There is an express exterior wash located 30 miles east of my town in a town with very similar demographics. They have about 7000 in the town and the traffic count is 16000 per day in front of the wash with a split highway that is not super easy to enter. If you're headed west bound, you have to go just past it to a turn around to go back to the wash. It has been in business for about 5 or 6 years. He's the only one in town and the manager says he is washing an average of 450 cars per day. I don't believe he has anything to gain by inflating his numbers because he works for a franchise! To further add to the confusion, it was built by a private individual. He ran it for 2 years and then sold out to Carwash USA. I don't think they'd waste their money on a piss poor low volume site. I'm sure you might say they got it for a good deal, but they still have to believe they can make it profitable. The tunnel looks to be about 80 feet and their price points are 8, 10, 16, and 21. If he's washing 450 a day, I promise they're making money. Proformas are purely speculative anyway and I just believe that the people that do them are trained to believe you have to be in a huge metropolitan area with mega traffic counts to be successful. I really believe they are absolutely not equipped to give any good answers on smaller markets where the overhead would be way lower and there's no competition for miles. Sonny's website even had an article posted by Anthony Analetto(probably butchered that) but he literally spelled out what I'm saying. He felt that the next evolution of these washes would be smaller markets with a small footprint and low labor costs. Price points would be on the higher end since there's no competition. I love the information I've found on this site and it's been very helpful but everyone seems to be located in one of those large markets and can't wrap their heads around only making 100,000 a year.

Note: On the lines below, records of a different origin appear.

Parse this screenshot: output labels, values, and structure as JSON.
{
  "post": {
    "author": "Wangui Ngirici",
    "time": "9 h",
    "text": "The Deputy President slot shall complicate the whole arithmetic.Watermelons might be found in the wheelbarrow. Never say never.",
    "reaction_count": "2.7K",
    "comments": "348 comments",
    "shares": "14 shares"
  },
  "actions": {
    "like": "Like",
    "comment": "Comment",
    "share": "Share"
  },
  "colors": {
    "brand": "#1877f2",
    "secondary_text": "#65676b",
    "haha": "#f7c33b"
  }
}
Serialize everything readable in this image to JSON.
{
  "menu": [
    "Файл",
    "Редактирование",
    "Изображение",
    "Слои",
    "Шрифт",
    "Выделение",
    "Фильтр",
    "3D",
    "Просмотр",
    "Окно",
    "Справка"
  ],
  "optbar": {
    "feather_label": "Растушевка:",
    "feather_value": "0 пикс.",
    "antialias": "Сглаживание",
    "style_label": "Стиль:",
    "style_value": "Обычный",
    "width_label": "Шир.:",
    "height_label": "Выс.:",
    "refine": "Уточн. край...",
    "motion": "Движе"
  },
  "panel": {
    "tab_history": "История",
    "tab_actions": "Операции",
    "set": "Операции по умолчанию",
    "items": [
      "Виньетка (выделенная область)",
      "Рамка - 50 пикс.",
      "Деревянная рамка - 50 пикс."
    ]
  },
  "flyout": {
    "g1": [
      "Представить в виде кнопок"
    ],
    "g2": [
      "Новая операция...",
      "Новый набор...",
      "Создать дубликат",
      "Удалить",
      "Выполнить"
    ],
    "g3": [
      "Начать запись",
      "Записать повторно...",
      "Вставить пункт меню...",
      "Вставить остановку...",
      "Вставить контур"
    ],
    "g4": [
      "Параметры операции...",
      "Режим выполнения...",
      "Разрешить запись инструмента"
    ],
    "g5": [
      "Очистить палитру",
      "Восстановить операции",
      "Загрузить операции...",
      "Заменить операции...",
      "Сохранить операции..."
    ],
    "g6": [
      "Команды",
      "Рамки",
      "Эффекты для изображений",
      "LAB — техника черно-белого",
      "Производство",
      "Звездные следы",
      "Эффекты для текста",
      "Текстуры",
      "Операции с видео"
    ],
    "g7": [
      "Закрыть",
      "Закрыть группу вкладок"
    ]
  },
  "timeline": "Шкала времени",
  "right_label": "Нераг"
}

There are always exceptions to the rule. I can show you a car wash with 9K cars per day passing its
doors, with a 1 mile radius population of 32K and 3 mile radius of 106K, that washes about 30K cars per year and I can show you a car wash with 7K cars/day that washes 140K/yr.
I've been on the development and operations side of car washing where we used Sonnys to evaluate sites and in my own experience their Proformas are on the conservative side. I've seen sites blow away the proforma numbers in the first year. Having said that, the information provided in their site evaluations and proformas is extremely valuable to investors who know nothing about the industry.
With regard to Anthony's article, you're not wrong, however, for the operators who are doing what you are suggesting, it is strategic to garner and protect market share, there is strategy behind what they are doing and economies of scale. AND, they don't always get it right either.
Can a small market express work... Maybe... nobody's going to stop you if you really want to do it, they'll be happy to sell you the equipment, but you won't be able to say "Why didn't you tell me?" If it doesn't work. A good distributor should be a trusted business advisor who will challenge you. If you want a "yes man" that just wants to sell you equipment, you'll find those too.